Maev Kennedy 

Harker family visit great-grandfather’s threatened scene-painting studio

Actor Susannah Harker and relatives bid farewell to Joseph Harker’s 1905 London studio which may be turned into flats
  
  

From left: Caroline Harker, Susannah Harker, half-sister, Nelly, and niece, Cecilia Calf (blue jumper), at the studio with Sadeysa Greenaway-Bailey at work painting scenery.
Susannah Harker (second from left) with her sister Caroline (left), her half-sister, Nelly (white jumper), and niece, Cecilia Calf, at the studio with Sadeysa Greenaway-Bailey at work painting scenery. Photograph: Martin Godwin/The Guardian

The actor Susannah Harker and a chorus line of her theatrical relatives have made a pilgrimage to an industrial building in south London to bid farewell to a surviving part of their family history – the scenery painting studio built by their great-grandfather Joseph Harker in 1905.

One of the most celebrated craftsmen of his day, Harker’s work filled some of the grandest stages of late Victorian and Edwardian London. His studio is under threat after Southwark council recently granted planning permission to convert the building into flats.

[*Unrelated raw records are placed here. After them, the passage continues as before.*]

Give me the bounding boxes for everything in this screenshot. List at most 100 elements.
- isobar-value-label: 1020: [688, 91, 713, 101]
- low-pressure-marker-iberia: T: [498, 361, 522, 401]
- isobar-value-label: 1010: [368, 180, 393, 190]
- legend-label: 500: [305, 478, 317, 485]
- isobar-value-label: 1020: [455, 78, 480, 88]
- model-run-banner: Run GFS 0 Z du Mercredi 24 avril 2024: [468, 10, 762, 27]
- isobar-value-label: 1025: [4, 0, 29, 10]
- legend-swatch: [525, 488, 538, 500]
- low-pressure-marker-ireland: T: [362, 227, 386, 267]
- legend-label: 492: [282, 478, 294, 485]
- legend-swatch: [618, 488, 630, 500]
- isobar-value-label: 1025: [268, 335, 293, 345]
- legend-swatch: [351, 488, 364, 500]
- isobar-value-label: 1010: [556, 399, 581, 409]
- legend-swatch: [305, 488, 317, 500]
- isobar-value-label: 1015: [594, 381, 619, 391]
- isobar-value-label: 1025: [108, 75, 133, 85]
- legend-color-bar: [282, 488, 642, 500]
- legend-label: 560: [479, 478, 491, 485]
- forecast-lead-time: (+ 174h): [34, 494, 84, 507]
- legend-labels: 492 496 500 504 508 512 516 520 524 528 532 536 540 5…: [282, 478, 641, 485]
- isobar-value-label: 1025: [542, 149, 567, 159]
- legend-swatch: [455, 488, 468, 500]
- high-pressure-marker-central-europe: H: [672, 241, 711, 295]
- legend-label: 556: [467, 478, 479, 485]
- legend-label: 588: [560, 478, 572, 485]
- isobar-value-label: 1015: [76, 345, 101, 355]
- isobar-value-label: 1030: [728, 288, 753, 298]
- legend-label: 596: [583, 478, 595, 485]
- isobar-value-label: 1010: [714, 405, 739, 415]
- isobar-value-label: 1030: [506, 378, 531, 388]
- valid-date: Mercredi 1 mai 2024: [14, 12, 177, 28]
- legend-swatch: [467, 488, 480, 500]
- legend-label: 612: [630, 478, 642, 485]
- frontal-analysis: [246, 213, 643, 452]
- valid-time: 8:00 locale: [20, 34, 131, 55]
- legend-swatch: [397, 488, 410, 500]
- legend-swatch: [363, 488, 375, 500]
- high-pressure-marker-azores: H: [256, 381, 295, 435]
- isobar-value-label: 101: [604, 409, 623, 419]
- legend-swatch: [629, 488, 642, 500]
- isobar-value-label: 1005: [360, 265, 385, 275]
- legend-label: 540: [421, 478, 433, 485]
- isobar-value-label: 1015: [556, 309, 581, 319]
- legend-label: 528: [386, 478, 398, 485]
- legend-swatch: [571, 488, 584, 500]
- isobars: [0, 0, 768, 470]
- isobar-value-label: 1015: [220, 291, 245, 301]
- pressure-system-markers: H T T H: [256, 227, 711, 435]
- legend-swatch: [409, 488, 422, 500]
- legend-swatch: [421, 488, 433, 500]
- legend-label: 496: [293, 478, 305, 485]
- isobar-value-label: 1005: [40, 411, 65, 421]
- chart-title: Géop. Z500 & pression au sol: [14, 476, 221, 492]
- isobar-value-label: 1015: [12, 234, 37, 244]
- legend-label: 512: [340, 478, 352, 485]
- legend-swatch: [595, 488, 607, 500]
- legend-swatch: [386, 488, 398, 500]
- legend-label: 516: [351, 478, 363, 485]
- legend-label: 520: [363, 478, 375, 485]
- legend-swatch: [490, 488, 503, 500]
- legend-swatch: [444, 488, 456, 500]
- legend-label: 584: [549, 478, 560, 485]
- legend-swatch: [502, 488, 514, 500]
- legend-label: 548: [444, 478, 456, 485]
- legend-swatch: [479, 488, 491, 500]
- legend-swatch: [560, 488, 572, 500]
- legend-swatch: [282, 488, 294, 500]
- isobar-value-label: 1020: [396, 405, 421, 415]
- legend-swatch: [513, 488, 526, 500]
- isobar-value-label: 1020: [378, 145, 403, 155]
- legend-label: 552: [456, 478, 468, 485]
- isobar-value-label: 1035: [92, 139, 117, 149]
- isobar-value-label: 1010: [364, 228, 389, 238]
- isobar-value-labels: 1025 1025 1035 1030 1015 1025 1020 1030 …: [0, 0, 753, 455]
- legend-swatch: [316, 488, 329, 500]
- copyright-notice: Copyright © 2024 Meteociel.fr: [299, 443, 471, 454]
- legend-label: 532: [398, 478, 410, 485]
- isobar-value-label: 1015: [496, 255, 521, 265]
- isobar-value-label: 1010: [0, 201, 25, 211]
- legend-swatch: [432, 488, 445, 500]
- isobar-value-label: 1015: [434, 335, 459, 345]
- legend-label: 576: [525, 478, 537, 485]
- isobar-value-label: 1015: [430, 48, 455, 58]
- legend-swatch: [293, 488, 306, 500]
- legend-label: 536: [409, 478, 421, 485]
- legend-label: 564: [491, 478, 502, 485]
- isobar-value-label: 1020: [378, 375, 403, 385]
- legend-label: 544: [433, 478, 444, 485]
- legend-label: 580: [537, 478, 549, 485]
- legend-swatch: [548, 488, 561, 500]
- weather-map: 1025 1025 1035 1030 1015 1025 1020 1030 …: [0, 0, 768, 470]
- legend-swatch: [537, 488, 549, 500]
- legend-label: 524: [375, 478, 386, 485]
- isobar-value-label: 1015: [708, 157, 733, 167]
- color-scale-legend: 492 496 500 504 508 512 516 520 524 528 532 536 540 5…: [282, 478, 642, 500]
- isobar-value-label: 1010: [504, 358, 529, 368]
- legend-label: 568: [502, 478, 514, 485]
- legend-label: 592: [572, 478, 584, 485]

Susannah and family arrived to find to that there was still a stage designer at work on the giant frames built by Harker, which allowed him to create 40ft canvas backdrops for theatres including Drury Lane, Covent Garden, and the Lyceum where he worked for years with the famous actor-manager Henry Irving.

Sadeysa Greenaway-Bailey was working on huge banners for One Love, a musical by Kwame Kwei-Armah about Bob Marley, which opens in March at the Birmingham Rep. “This is a wonderful place to work, fantastic space, fantastic light,” she said, waving a paintbrush at the north-light roof high above her head. “I don’t know of anything like it anywhere, certainly not in London, where studio space of any kind is just vanishing every day.”

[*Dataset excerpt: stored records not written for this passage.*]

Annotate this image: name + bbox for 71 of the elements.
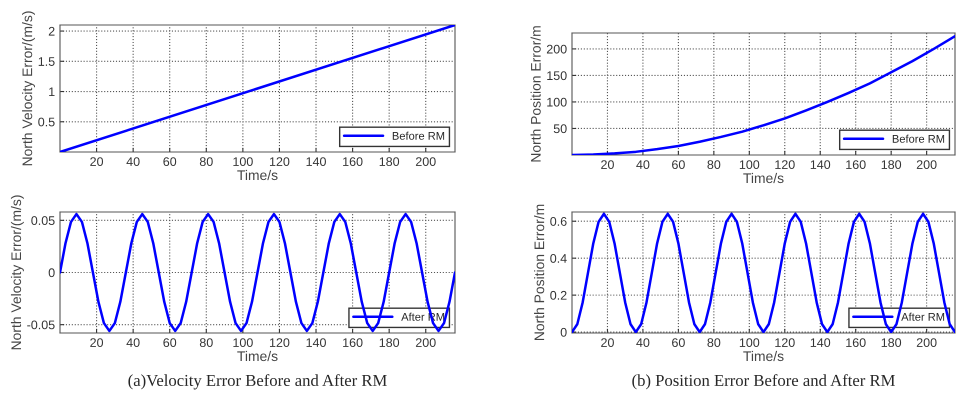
line-series <box>60 212 455 332</box>
x-tick-label: 20 <box>601 338 614 348</box>
y-tick-label: 0.6 <box>550 217 567 226</box>
legend-label: Before RM <box>892 134 944 143</box>
x-tick-label: 40 <box>126 338 140 348</box>
y-axis-title: North Position Error/m <box>530 26 541 162</box>
x-tick-label: 180 <box>380 338 400 348</box>
x-tick-label: 200 <box>416 338 436 348</box>
y-axis-title: North Velocity Error/(m/s) <box>10 195 24 350</box>
x-tick-label: 60 <box>672 338 685 348</box>
y-tick-label: 1.5 <box>38 57 55 66</box>
y-tick-label: 0.4 <box>550 254 567 263</box>
x-tick-label: 80 <box>200 338 213 348</box>
y-tick-label: 0.05 <box>31 216 55 225</box>
x-tick-label: 160 <box>343 157 363 166</box>
x-tick-label: 20 <box>90 157 104 166</box>
y-tick-label: 150 <box>547 71 567 80</box>
x-tick-label: 180 <box>882 160 902 170</box>
text: (b) Position Error Before and After RM <box>632 374 895 390</box>
x-axis-title: Time/s <box>237 350 278 362</box>
x-tick-label: 100 <box>740 160 760 170</box>
y-tick-label: -0.05 <box>27 320 55 330</box>
x-tick-label: 40 <box>126 157 140 166</box>
x-tick-label: 60 <box>163 157 176 166</box>
x-tick-label: 60 <box>672 160 685 170</box>
line-series <box>572 212 955 333</box>
y-tick-label: 2 <box>48 26 55 36</box>
x-tick-label: 160 <box>846 338 866 348</box>
x-tick-label: 80 <box>707 338 720 348</box>
x-tick-label: 120 <box>270 338 290 348</box>
y-axis-title: North Velocity Error/(m/s) <box>22 11 35 166</box>
y-tick-label: 100 <box>547 98 567 107</box>
x-tick-label: 140 <box>306 157 326 166</box>
x-tick-label: 20 <box>601 160 614 170</box>
y-tick-label: 0.2 <box>550 290 567 300</box>
x-tick-label: 140 <box>306 338 326 348</box>
x-tick-label: 200 <box>916 160 937 170</box>
line-series <box>572 34 955 155</box>
x-tick-label: 120 <box>775 338 795 348</box>
x-tick-label: 80 <box>200 157 213 166</box>
x-tick-label: 40 <box>636 338 650 348</box>
x-tick-label: 100 <box>233 338 253 348</box>
x-tick-label: 180 <box>882 338 902 348</box>
y-axis-title: North Position Error/m <box>534 204 544 340</box>
y-tick-label: 0 <box>48 268 55 278</box>
y-tick-label: 0.5 <box>38 118 55 126</box>
x-tick-label: 200 <box>916 338 937 348</box>
x-tick-label: 100 <box>233 157 253 166</box>
x-axis-title: Time/s <box>743 172 784 184</box>
x-tick-label: 120 <box>775 160 795 170</box>
x-tick-label: 140 <box>810 338 830 348</box>
x-tick-label: 180 <box>380 157 400 166</box>
x-axis-title: Time/s <box>237 170 278 180</box>
y-tick-label: 1 <box>49 87 55 96</box>
x-tick-label: 60 <box>163 338 176 348</box>
x-axis-title: Time/s <box>743 350 784 362</box>
x-tick-label: 20 <box>90 338 104 348</box>
legend-label: After RM <box>901 312 944 321</box>
y-tick-label: 0 <box>560 328 567 337</box>
x-tick-label: 80 <box>707 160 720 170</box>
x-tick-label: 40 <box>636 160 650 170</box>
x-tick-label: 160 <box>343 338 363 348</box>
y-tick-label: 50 <box>554 124 567 134</box>
x-tick-label: 200 <box>416 157 436 166</box>
legend-label: Before RM <box>392 132 444 140</box>
x-tick-label: 160 <box>846 160 866 170</box>
y-tick-label: 200 <box>546 44 567 54</box>
x-tick-label: 120 <box>270 157 290 166</box>
x-tick-label: 140 <box>810 160 830 170</box>
text: (a)Velocity Error Before and After RM <box>128 374 387 390</box>
x-tick-label: 100 <box>740 338 760 348</box>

Grit Eckert, who has been researching the history of scenery painting, thinks Harker’s frames, imposing in their day when a Pathé silent film was made showing him at work, and in continuous use for more than a century, are almost certainly now the largest surviving anywhere in the UK.

The Harker family’s connection with the stage stretches back at least into the 18th century, and in this generation Susannah, best known as Jane Bennet in the 1995 television adaptation Pride and Prejudice and Mattie in the original version of House of Cards, her mother Polly Adams, and sisters Caroline and Nelly are all well known actors, and there are actors, writers and stage designers learning their craft in the next generation.

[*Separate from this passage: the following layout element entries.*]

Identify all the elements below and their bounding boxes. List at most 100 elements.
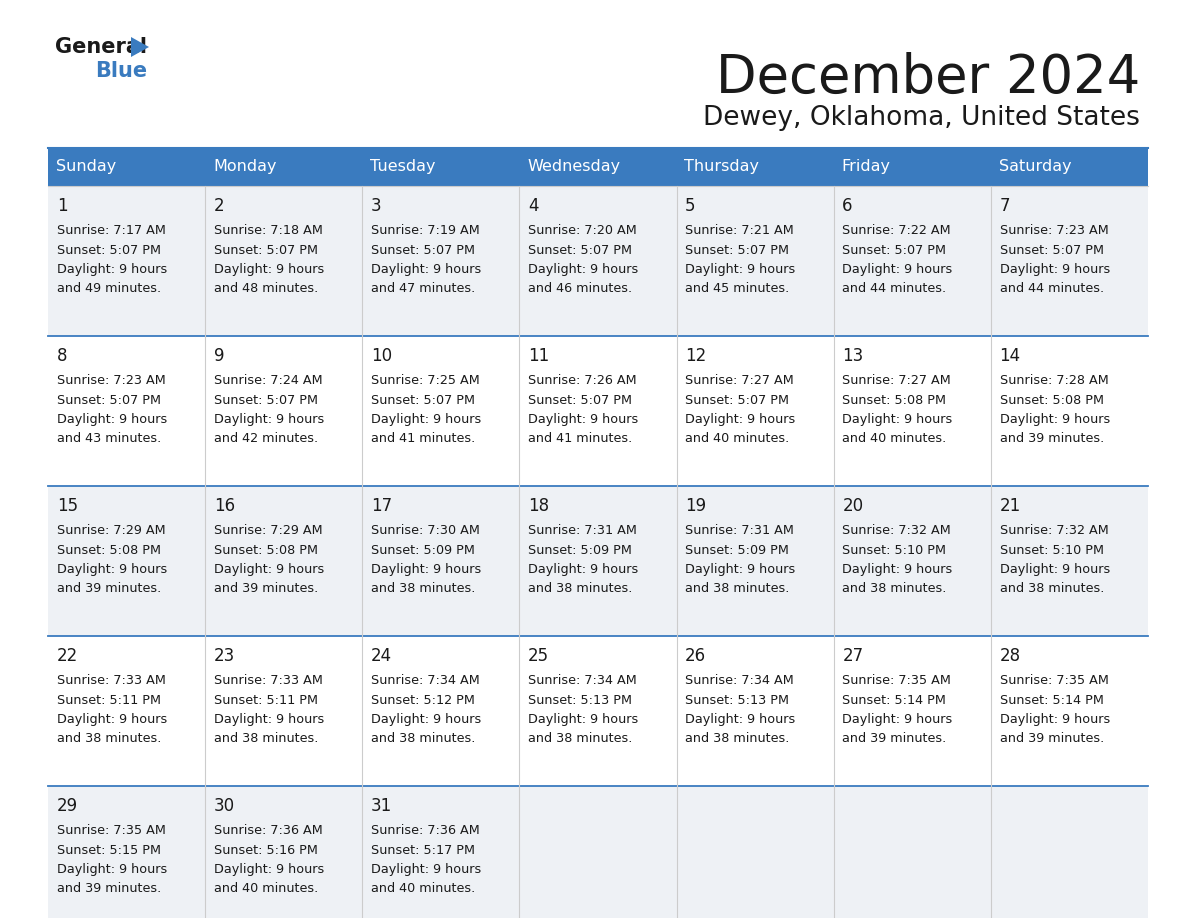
Text: 26: 26: [685, 647, 707, 665]
Text: Daylight: 9 hours: Daylight: 9 hours: [371, 263, 481, 276]
Text: and 48 minutes.: and 48 minutes.: [214, 283, 318, 296]
Text: Monday: Monday: [213, 160, 277, 174]
Text: Sunset: 5:07 PM: Sunset: 5:07 PM: [685, 243, 789, 256]
Text: Daylight: 9 hours: Daylight: 9 hours: [214, 263, 324, 276]
Text: Sunset: 5:07 PM: Sunset: 5:07 PM: [57, 394, 160, 407]
Text: Daylight: 9 hours: Daylight: 9 hours: [214, 563, 324, 576]
Text: Sunset: 5:15 PM: Sunset: 5:15 PM: [57, 844, 160, 856]
Text: Sunrise: 7:36 AM: Sunrise: 7:36 AM: [214, 824, 322, 837]
Text: Sunrise: 7:34 AM: Sunrise: 7:34 AM: [529, 674, 637, 687]
Bar: [48, 186, 1148, 336]
Text: and 38 minutes.: and 38 minutes.: [685, 733, 790, 745]
Text: 23: 23: [214, 647, 235, 665]
Text: 21: 21: [999, 497, 1020, 515]
Text: and 38 minutes.: and 38 minutes.: [529, 583, 632, 596]
Text: Sunset: 5:07 PM: Sunset: 5:07 PM: [529, 394, 632, 407]
Text: and 44 minutes.: and 44 minutes.: [842, 283, 947, 296]
Text: Daylight: 9 hours: Daylight: 9 hours: [999, 713, 1110, 726]
Text: 18: 18: [529, 497, 549, 515]
Text: Sunrise: 7:23 AM: Sunrise: 7:23 AM: [57, 374, 165, 387]
Text: Sunset: 5:07 PM: Sunset: 5:07 PM: [57, 243, 160, 256]
Text: and 41 minutes.: and 41 minutes.: [371, 432, 475, 445]
Bar: [48, 336, 1148, 486]
Bar: [48, 148, 1148, 186]
Text: and 39 minutes.: and 39 minutes.: [842, 733, 947, 745]
Text: Daylight: 9 hours: Daylight: 9 hours: [371, 863, 481, 876]
Text: Daylight: 9 hours: Daylight: 9 hours: [842, 413, 953, 426]
Text: and 41 minutes.: and 41 minutes.: [529, 432, 632, 445]
Text: Sunset: 5:12 PM: Sunset: 5:12 PM: [371, 693, 475, 707]
Text: Sunset: 5:09 PM: Sunset: 5:09 PM: [685, 543, 789, 556]
Text: Sunset: 5:09 PM: Sunset: 5:09 PM: [529, 543, 632, 556]
Text: Sunrise: 7:32 AM: Sunrise: 7:32 AM: [842, 524, 952, 537]
Text: Sunset: 5:07 PM: Sunset: 5:07 PM: [214, 243, 317, 256]
Text: Daylight: 9 hours: Daylight: 9 hours: [842, 263, 953, 276]
Text: 12: 12: [685, 347, 707, 365]
Text: 31: 31: [371, 797, 392, 815]
Text: Daylight: 9 hours: Daylight: 9 hours: [371, 563, 481, 576]
Bar: [48, 486, 1148, 636]
Text: Sunrise: 7:19 AM: Sunrise: 7:19 AM: [371, 224, 480, 237]
Text: 10: 10: [371, 347, 392, 365]
Text: Daylight: 9 hours: Daylight: 9 hours: [57, 413, 166, 426]
Text: Blue: Blue: [95, 61, 147, 81]
Text: Sunset: 5:13 PM: Sunset: 5:13 PM: [529, 693, 632, 707]
Text: and 39 minutes.: and 39 minutes.: [214, 583, 318, 596]
Text: Sunday: Sunday: [56, 160, 116, 174]
Text: and 40 minutes.: and 40 minutes.: [371, 882, 475, 895]
Text: Sunset: 5:08 PM: Sunset: 5:08 PM: [842, 394, 947, 407]
Text: and 38 minutes.: and 38 minutes.: [529, 733, 632, 745]
Bar: [48, 636, 1148, 786]
Text: Daylight: 9 hours: Daylight: 9 hours: [529, 563, 638, 576]
Text: and 45 minutes.: and 45 minutes.: [685, 283, 790, 296]
Text: Sunrise: 7:21 AM: Sunrise: 7:21 AM: [685, 224, 794, 237]
Text: Sunrise: 7:35 AM: Sunrise: 7:35 AM: [999, 674, 1108, 687]
Text: 22: 22: [57, 647, 78, 665]
Text: 19: 19: [685, 497, 707, 515]
Text: Sunset: 5:13 PM: Sunset: 5:13 PM: [685, 693, 789, 707]
Text: and 40 minutes.: and 40 minutes.: [685, 432, 790, 445]
Text: Daylight: 9 hours: Daylight: 9 hours: [57, 563, 166, 576]
Text: and 49 minutes.: and 49 minutes.: [57, 283, 160, 296]
Text: Daylight: 9 hours: Daylight: 9 hours: [842, 713, 953, 726]
Text: and 38 minutes.: and 38 minutes.: [214, 733, 318, 745]
Text: and 39 minutes.: and 39 minutes.: [57, 583, 160, 596]
Text: Sunset: 5:11 PM: Sunset: 5:11 PM: [57, 693, 160, 707]
Text: and 38 minutes.: and 38 minutes.: [57, 733, 162, 745]
Text: Sunset: 5:07 PM: Sunset: 5:07 PM: [685, 394, 789, 407]
Text: 9: 9: [214, 347, 225, 365]
Text: Sunrise: 7:17 AM: Sunrise: 7:17 AM: [57, 224, 165, 237]
Text: Sunset: 5:07 PM: Sunset: 5:07 PM: [529, 243, 632, 256]
Text: and 40 minutes.: and 40 minutes.: [214, 882, 318, 895]
Polygon shape: [131, 37, 148, 57]
Text: 1: 1: [57, 197, 68, 215]
Text: Sunrise: 7:31 AM: Sunrise: 7:31 AM: [685, 524, 794, 537]
Text: Sunrise: 7:26 AM: Sunrise: 7:26 AM: [529, 374, 637, 387]
Text: Sunrise: 7:30 AM: Sunrise: 7:30 AM: [371, 524, 480, 537]
Text: Daylight: 9 hours: Daylight: 9 hours: [371, 713, 481, 726]
Text: 17: 17: [371, 497, 392, 515]
Text: Sunset: 5:07 PM: Sunset: 5:07 PM: [371, 243, 475, 256]
Text: Tuesday: Tuesday: [371, 160, 436, 174]
Text: Sunrise: 7:24 AM: Sunrise: 7:24 AM: [214, 374, 322, 387]
Text: Sunrise: 7:35 AM: Sunrise: 7:35 AM: [842, 674, 952, 687]
Text: December 2024: December 2024: [715, 52, 1140, 104]
Text: Sunrise: 7:29 AM: Sunrise: 7:29 AM: [57, 524, 165, 537]
Text: Daylight: 9 hours: Daylight: 9 hours: [214, 863, 324, 876]
Text: 16: 16: [214, 497, 235, 515]
Text: 14: 14: [999, 347, 1020, 365]
Text: Daylight: 9 hours: Daylight: 9 hours: [529, 413, 638, 426]
Text: and 44 minutes.: and 44 minutes.: [999, 283, 1104, 296]
Text: and 39 minutes.: and 39 minutes.: [57, 882, 160, 895]
Text: Daylight: 9 hours: Daylight: 9 hours: [57, 263, 166, 276]
Text: Sunset: 5:17 PM: Sunset: 5:17 PM: [371, 844, 475, 856]
Text: and 39 minutes.: and 39 minutes.: [999, 432, 1104, 445]
Text: Sunset: 5:11 PM: Sunset: 5:11 PM: [214, 693, 317, 707]
Text: Sunset: 5:14 PM: Sunset: 5:14 PM: [999, 693, 1104, 707]
Text: 20: 20: [842, 497, 864, 515]
Text: 15: 15: [57, 497, 77, 515]
Text: Sunset: 5:16 PM: Sunset: 5:16 PM: [214, 844, 317, 856]
Text: and 38 minutes.: and 38 minutes.: [842, 583, 947, 596]
Text: and 46 minutes.: and 46 minutes.: [529, 283, 632, 296]
Text: 13: 13: [842, 347, 864, 365]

But their link with the Grade II-listed redbrick building, in a narrow street off the traffic-choked Walworth Road, is immortalised in a scruffy cupboard in a corner of the studio, whose door covered in scribbled names and numbers marks its former use as a phone box. Part of the brick wall has been carefully framed to preserve the date 27 May 1905 and the column of signatures including Harker’s own, and several of his relatives who followed him into the trade.

“Whatever happens to the building, that has to be saved,” Susannah Harker said. “It should be in a museum, but if nobody else wants it the family will get it out somehow and we’ll keep it.”

Joseph Harker was born in 1855, when his parents, William and Maria O’Connor – from an Irish theatre family – were working at the Theatre Royal in Manchester. He played child parts including Fleance in Macbeth, before being apprenticed to his uncle’s trade of scenery painting. His work included the complete scenery for Wagner’s Parsifal at Covent Garden, and for the musical Chu Chin Chow which ran for a record-breaking five years in the West End from 1916.

His work for Irving at the Lyceum brought him a surprising place in literary history: he befriended Irving’s business manager, Bram Stoker, who borrowed his name for a key character in Dracula: young Jonathan Harker.

Harker’s studios were taken over in the 1980s by Flints, a famous theatrical chandlers, which still sells a paint colour called Harker Red. Their warehouse has already moved to Deptford, and the main business will also have to move if the conversion into apartments goes ahead, in an area where the skyline is spiked with developers’ cranes.

“It’s so sad if this goes,” Susannah Harker said. “This has been a real working place, and part of our family history, for so long. It feels as if nothing real happens in London any longer, just more and more apartments for rich people.”